Update GoCARB-Projekt - was gibt es Neues?

Was ist das GoCARB-Projekt?

Unsicherheiten bei der Kohlenhydratschätzung zählen nach wie vor zu den häufigeren Problemen der intensivierten Insulintherapie - selbst bei erfahrenen und gut geschulten Patienten. Ein Forscherteam der Universität Bern arbeitet daran, diesen fehleranfälligen Schritt anhand einer Smartphone-App zu automatisieren. Im vergangenen Jahr stellte PD Dr.-Eng. Stavroula Mougiakakou im Rahmen des Diabetes Mediendialogs die ersten Entwicklungsschritte der Applikation vor.

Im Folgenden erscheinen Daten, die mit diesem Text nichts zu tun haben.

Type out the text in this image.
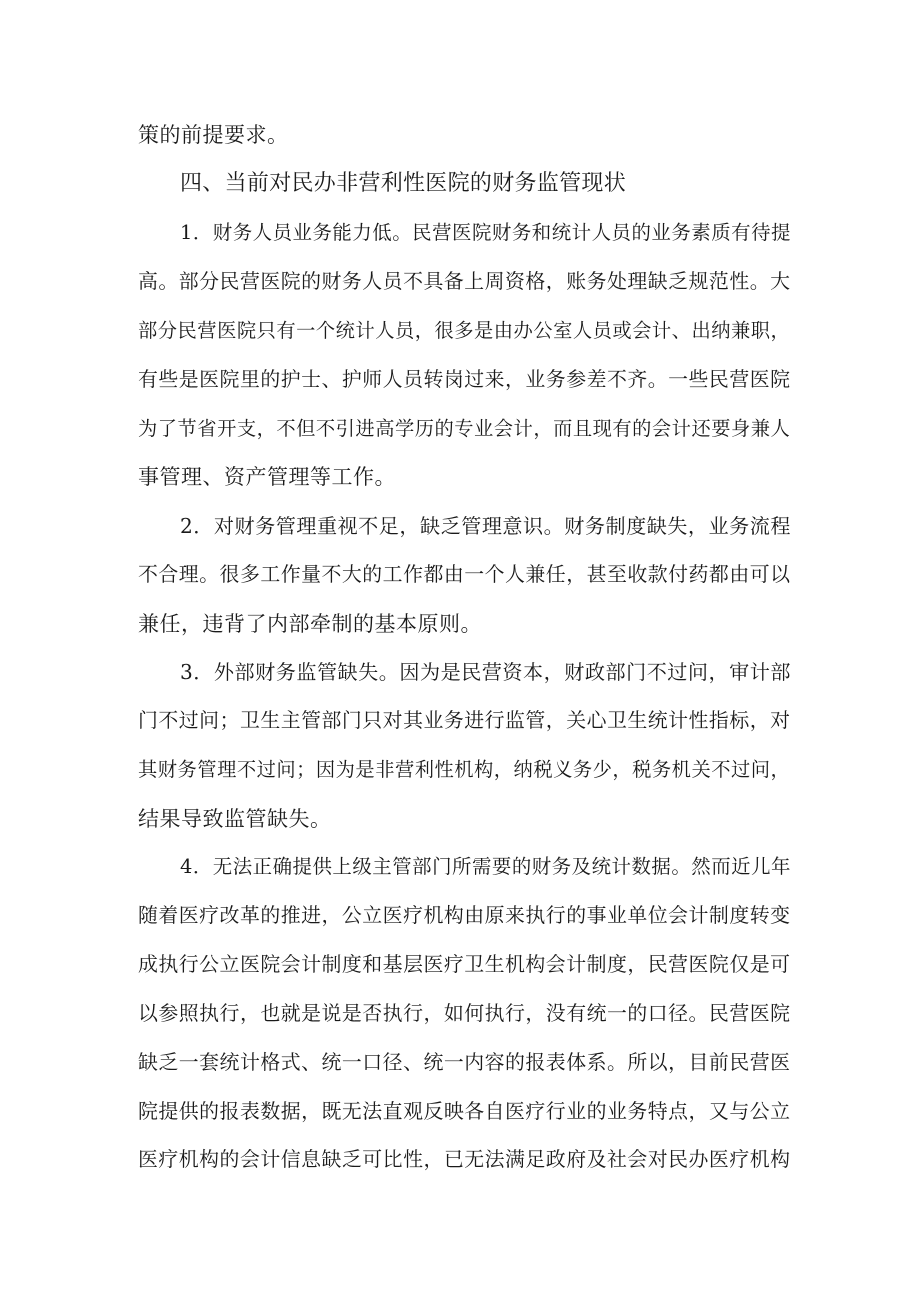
策的前提要求。
四、当前对民办非营利性医院的财务监管现状
1．财务人员业务能力低。民营医院财务和统计人员的业务素质有待提
高。部分民营医院的财务人员不具备上周资格，账务处理缺乏规范性。大
部分民营医院只有一个统计人员，很多是由办公室人员或会计、出纳兼职，
有些是医院里的护士、护师人员转岗过来，业务参差不齐。一些民营医院
为了节省开支，不但不引进高学历的专业会计，而且现有的会计还要身兼人
事管理、资产管理等工作。
2．对财务管理重视不足，缺乏管理意识。财务制度缺失，业务流程
不合理。很多工作量不大的工作都由一个人兼任，甚至收款付药都由可以
兼任，违背了内部牵制的基本原则。
3．外部财务监管缺失。因为是民营资本，财政部门不过问，审计部
门不过问；卫生主管部门只对其业务进行监管，关心卫生统计性指标，对
其财务管理不过问；因为是非营利性机构，纳税义务少，税务机关不过问，
结果导致监管缺失。
4．无法正确提供上级主管部门所需要的财务及统计数据。然而近儿年
随着医疗改革的推进，公立医疗机构由原来执行的事业单位会计制度转变
成执行公立医院会计制度和基层医疗卫生机构会计制度，民营医院仅是可
以参照执行，也就是说是否执行，如何执行，没有统一的口径。民营医院
缺乏一套统计格式、统一口径、统一内容的报表体系。所以，目前民营医
院提供的报表数据，既无法直观反映各自医疗行业的业务特点，又与公立
医疗机构的会计信息缺乏可比性，已无法满足政府及社会对民办医疗机构
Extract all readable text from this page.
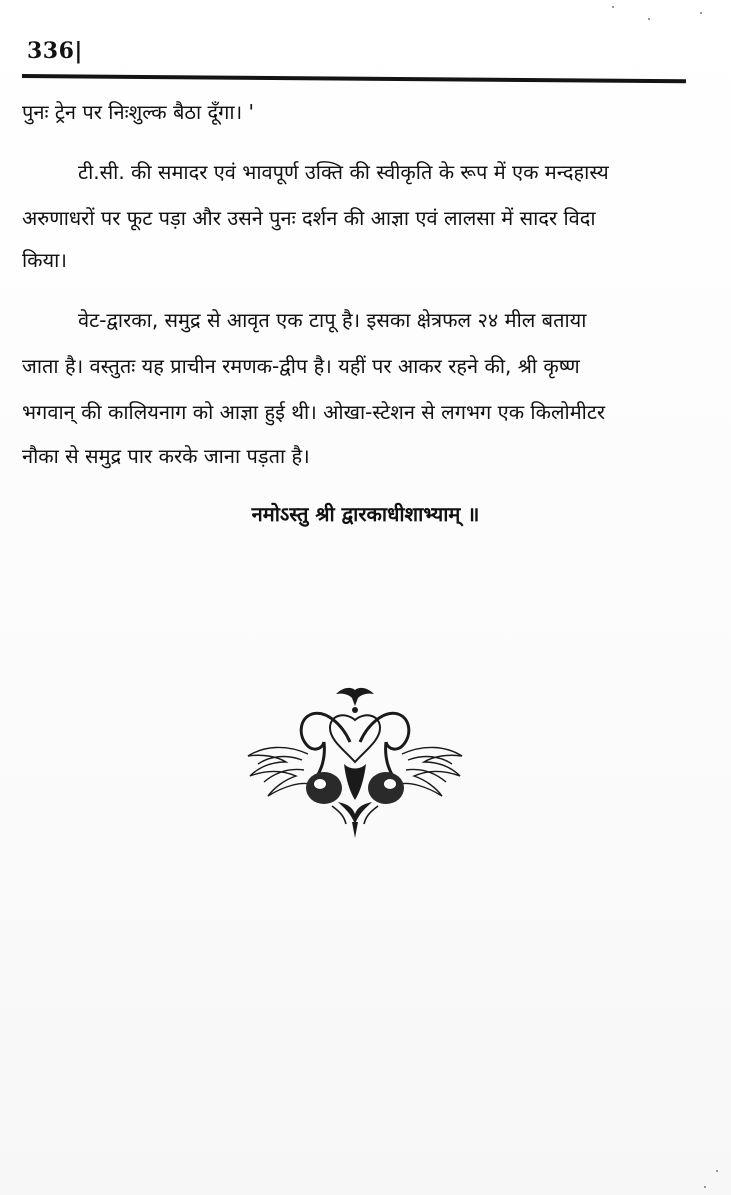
336|
पुनः ट्रेन पर निःशुल्क बैठा दूँगा। '
टी.सी. की समादर एवं भावपूर्ण उक्ति की स्वीकृति के रूप में एक मन्दहास्य
अरुणाधरों पर फूट पड़ा और उसने पुनः दर्शन की आज्ञा एवं लालसा में सादर विदा
किया।
वेट-द्वारका, समुद्र से आवृत एक टापू है। इसका क्षेत्रफल २४ मील बताया
जाता है। वस्तुतः यह प्राचीन रमणक-द्वीप है। यहीं पर आकर रहने की, श्री कृष्ण
भगवान् की कालियनाग को आज्ञा हुई थी। ओखा-स्टेशन से लगभग एक किलोमीटर
नौका से समुद्र पार करके जाना पड़ता है।
नमोऽस्तु श्री द्वारकाधीशाभ्याम् ॥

Mit der GoCarb-App sollen Nahrungsmittel mithilfe automatisierter Bildverarbeitung und künstlicher Intelligenz erfasst und deren Kohlenhydratgehalt automatisch abgeschätzt werden. Auf Basis dessen berechnet die App automatisch einen Bolusvorschlag. Eine 2014 durchgeführte präklinische Untersuchung (n = 19) zeigte bereits, dass der Gebrauch des GoCARB-Systems zu einer verbesserten Kontrolle des postprandialen Blutzuckerprofils führte.

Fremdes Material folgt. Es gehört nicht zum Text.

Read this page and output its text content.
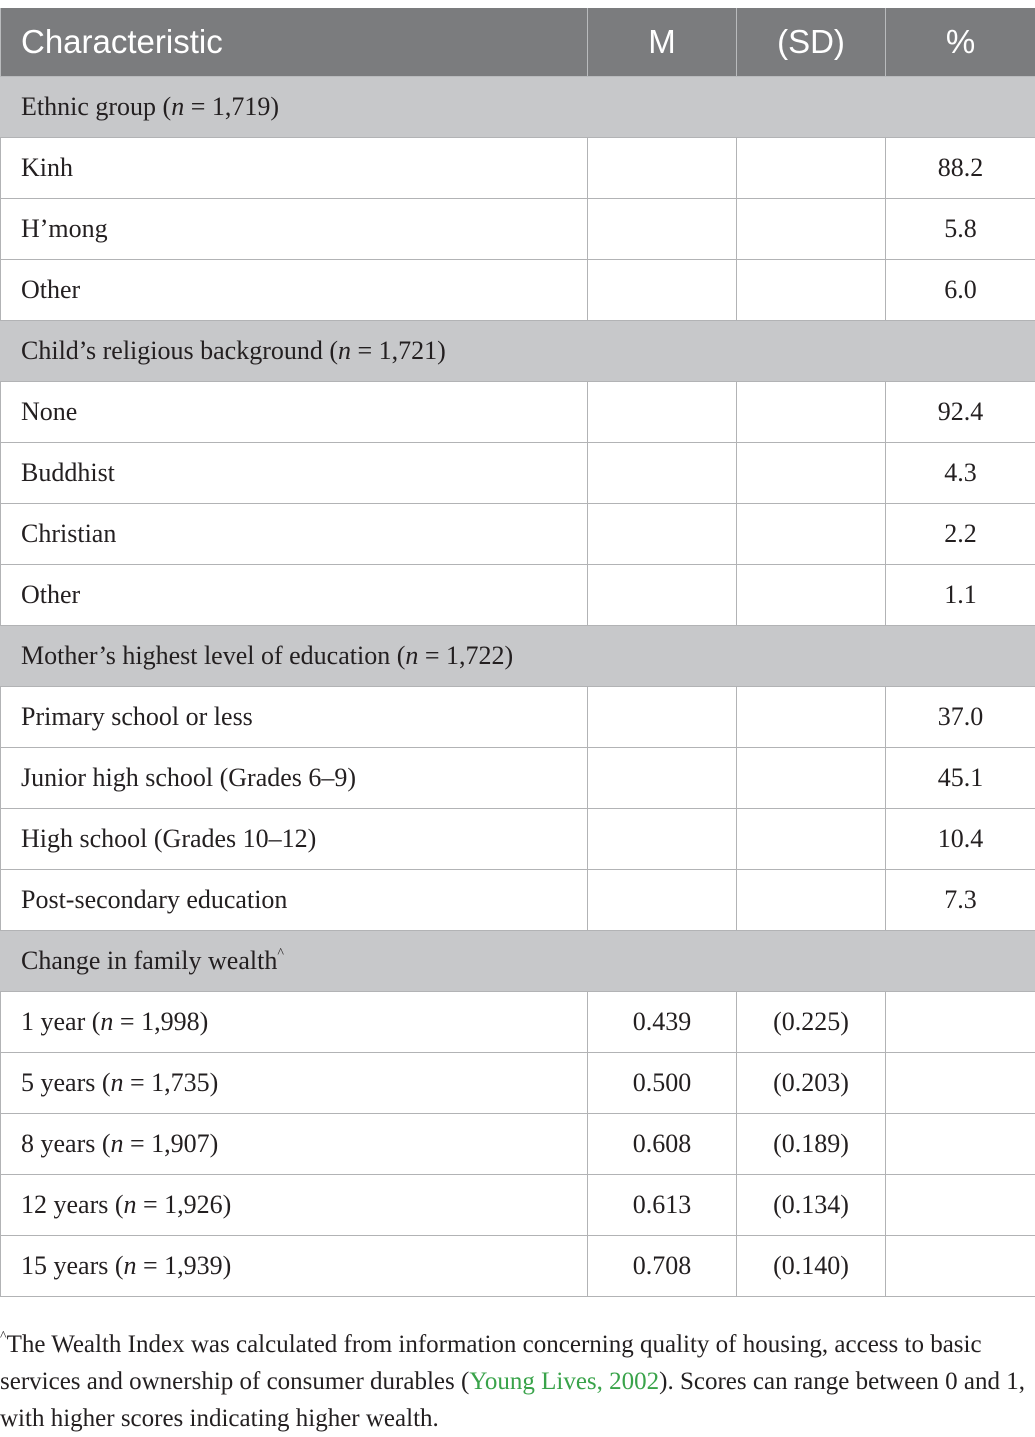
Characteristic	M	(SD)	%
Ethnic group (n = 1,719)			
Kinh			88.2
H’mong			5.8
Other			6.0
Child’s religious background (n = 1,721)			
None			92.4
Buddhist			4.3
Christian			2.2
Other			1.1
Mother’s highest level of education (n = 1,722)			
Primary school or less			37.0
Junior high school (Grades 6–9)			45.1
High school (Grades 10–12)			10.4
Post-secondary education			7.3
Change in family wealth^
1 year (n = 1,998)	0.439	(0.225)	
5 years (n = 1,735)	0.500	(0.203)	
8 years (n = 1,907)	0.608	(0.189)	
12 years (n = 1,926)	0.613	(0.134)	
15 years (n = 1,939)	0.708	(0.140)	

^The Wealth Index was calculated from information concerning quality of housing, access to basic services and ownership of consumer durables (Young Lives, 2002). Scores can range between 0 and 1, with higher scores indicating higher wealth.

Update 2016 - Was gibt es Neues zu GoCARB?

Im Mai 2015 wurde eine Studie des Schweizer Forscherteams zur Genauigkeit der GoCARB-App in der Prototypversion vorgestellt. Getestet wurde die App mit 24 verschiedenen Gerichten des Restaurants des Berner Inselspitals. Von jedem dieser Gerichte gab es drei unterschiedliche Fotopaare, die jeweils viermal durch das System geprüft und hinsichtlich ihrer Kohlenhydratmenge bewertet wurden (Schätzungen gesamt 288). Das Ergebnis zeigte eine geringe Fehlerquote bei der Berechnung der Kohlenhydratmenge: Die Toleranzgrenze von 20 Gramm Abweichung zur Aufrechterhaltung eines normalen postprandialen Glukoseverlaufs wurde zu keinem Zeitpunkt überschritten. (Ø 6 Gramm).

Eine klinische Studie mit Patienten mit Typ-1-Diabetes unter Pumpentherapie ist derzeit in Arbeit. Sie soll zeigen, ob der postprandiale Glukoseverlauf durch die Nutzung der App verbessert wird.

Technische Weiterentwicklungen sind ebenfalls geplant: Zum einen soll die Bandbreite der berücksichtigten Lebensmittel für verschiedene Ernährungsgewohnheiten erweitert werden. Zum anderen können verwischte oder verwackelte Mahlzeitenbilder das Ergebnis verfälschen. Dies wird bis zur nächsten Version der App optimiert.

In Kooperation mit Roche Diabetes Care wird die Forschergruppe der Universität Bern die App weiterentwickeln und schnellstmöglich für Menschen mit Diabetes zur Verfügung stellen.